Another weakness is that the many programs of the U.S. health care system encourage the susceptibility of people who are at risk of being left out of the system. People who lose their job, for example, must apply for an insurance exchange to obtain coverage. Citizens must also apply for premium tax credits if their job loss declines their income to less than 400 percent of the poverty level. Besides, citizens must search for new jobs and deal with losses related to unemployment. People who fall below 133 percent of the poverty level must apply for Medicaid while those reaching 65 years old must change their insurance to Medicare (Patrick & Yang, 2019). The risk of being left out of the system is high because of the disjointed nature of the U.S. system.
The employer-based coverage in the U.S. is also expensive given the increasing premium trends above earnings, which increases the cost of insurance whether paid by the employee or the employer for most workers. The self-employed in the U.S. also must purchase insurance plans from State-based exchanges. While exchanges aim to reduce the cost of individual health plans, they encourage inequality. For instance, competition between exchanges does not lead to low insurance costs that match the cost-sharing and premium rates achieved by large firms (Patrick & Yang, 2019). Large companies can also negotiate with insurance firms.
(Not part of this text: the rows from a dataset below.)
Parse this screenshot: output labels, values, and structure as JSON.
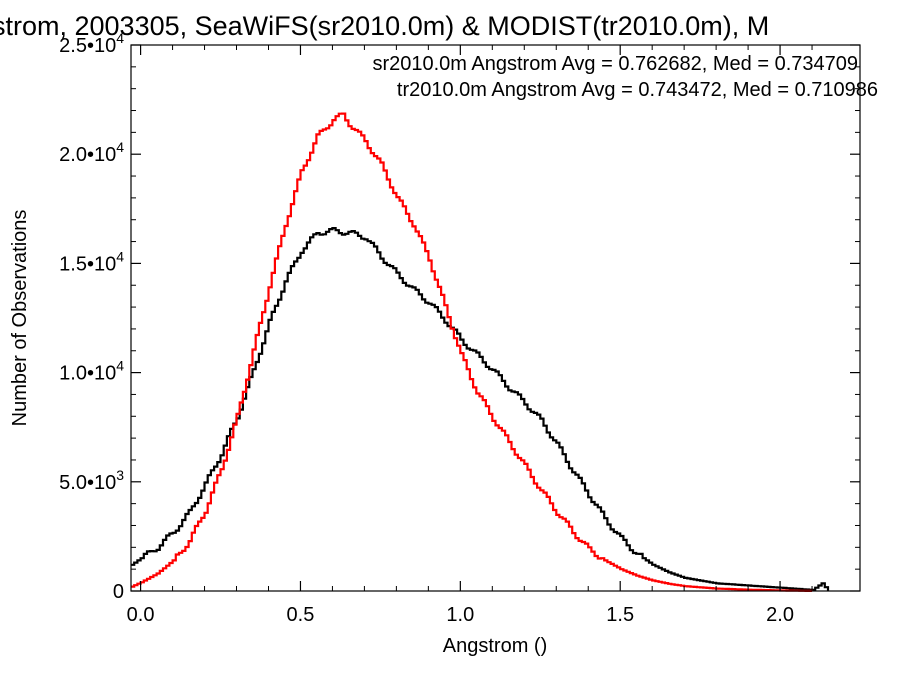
{
  "chart_data": {
    "type": "line",
    "title": "strom, 2003305, SeaWiFS(sr2010.0m) & MODIST(tr2010.0m), M",
    "xlabel": "Angstrom ()",
    "ylabel": "Number of Observations",
    "xlim": [
      -0.03,
      2.25
    ],
    "ylim": [
      0,
      25000
    ],
    "xticks": [
      0.0,
      0.5,
      1.0,
      1.5,
      2.0
    ],
    "xtick_labels": [
      "0.0",
      "0.5",
      "1.0",
      "1.5",
      "2.0"
    ],
    "yticks": [
      {
        "value": 0,
        "mantissa": "0",
        "exp": ""
      },
      {
        "value": 5000,
        "mantissa": "5.0•10",
        "exp": "3"
      },
      {
        "value": 10000,
        "mantissa": "1.0•10",
        "exp": "4"
      },
      {
        "value": 15000,
        "mantissa": "1.5•10",
        "exp": "4"
      },
      {
        "value": 20000,
        "mantissa": "2.0•10",
        "exp": "4"
      },
      {
        "value": 25000,
        "mantissa": "2.5•10",
        "exp": "4"
      }
    ],
    "legend": [
      {
        "text": "sr2010.0m Angstrom Avg = 0.762682, Med = 0.734709",
        "color": "#000000"
      },
      {
        "text": "tr2010.0m Angstrom Avg = 0.743472, Med = 0.710986",
        "color": "#ff0000"
      }
    ],
    "legend_position": "top-right",
    "step_style": "histogram",
    "series": [
      {
        "color": "#000000",
        "x": [
          -0.03,
          0.0,
          0.05,
          0.1,
          0.15,
          0.2,
          0.25,
          0.3,
          0.35,
          0.4,
          0.45,
          0.5,
          0.55,
          0.6,
          0.65,
          0.7,
          0.75,
          0.8,
          0.85,
          0.9,
          0.95,
          1.0,
          1.05,
          1.1,
          1.15,
          1.2,
          1.25,
          1.3,
          1.35,
          1.4,
          1.45,
          1.5,
          1.55,
          1.6,
          1.65,
          1.7,
          1.8,
          1.9,
          2.0,
          2.1,
          2.13,
          2.15
        ],
        "y": [
          1200,
          1500,
          2000,
          2700,
          3600,
          4900,
          6300,
          8000,
          10100,
          12300,
          14200,
          15600,
          16400,
          16500,
          16400,
          16200,
          15300,
          14500,
          13800,
          13200,
          12400,
          11500,
          10800,
          10100,
          9300,
          8600,
          7800,
          6700,
          5500,
          4400,
          3300,
          2400,
          1700,
          1200,
          850,
          600,
          350,
          250,
          150,
          50,
          350,
          0
        ]
      },
      {
        "color": "#ff0000",
        "x": [
          -0.03,
          0.0,
          0.05,
          0.1,
          0.15,
          0.2,
          0.25,
          0.3,
          0.35,
          0.4,
          0.45,
          0.5,
          0.55,
          0.6,
          0.63,
          0.65,
          0.7,
          0.75,
          0.8,
          0.85,
          0.9,
          0.95,
          1.0,
          1.05,
          1.1,
          1.15,
          1.2,
          1.25,
          1.3,
          1.35,
          1.4,
          1.45,
          1.5,
          1.55,
          1.6,
          1.65,
          1.7,
          1.8,
          1.9,
          2.0,
          2.1
        ],
        "y": [
          200,
          400,
          800,
          1400,
          2300,
          3700,
          5600,
          8000,
          11000,
          14000,
          16800,
          19200,
          20800,
          21600,
          21800,
          21400,
          20600,
          19500,
          18000,
          16800,
          15200,
          13000,
          10800,
          9100,
          7900,
          6800,
          5700,
          4600,
          3600,
          2700,
          1900,
          1400,
          1000,
          700,
          480,
          330,
          220,
          110,
          60,
          25,
          0
        ]
      }
    ]
  }
}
The Swiss model lacks managed care plans that help in controlling costs. Managed care programs achieve reduced costs by managing access to providers and needing approval before visiting a specialist. The U.S. system already has managed care plans since most employers favor them. Additionally, the reliance on individual contributions of the Swiss model without the contribution from the government makes the model to be expensive (Tikkanen & Abrams, 2020). Substantial challenges to the citizens emerge, particularly given the high number of the aging population. The increasing cost of technology and experts is another disadvantage because the cost will be passed to consumers. Without programs to address health care cost and centralization of insurance regulation, the public may face a costly health care system.
Conclusion
The present paper explored the structure and function of the Swiss healthcare system and the United States healthcare system. The paper compared the two systems based on their triple aim strategies, consumer participation, and government involvement. The paper highlighted that the two countries have different health policies based on their specific situations, although they have similarities in aspects such as DRGs. The two systems also addressed the Triple aim of care differently, had their strengths and weakness and differed in the way they address elderly insurance coverage. While the U.S. system has Medicare plans that specifically address elderly insurance coverage, the Swiss model is a single model without specific programs for specific population groups.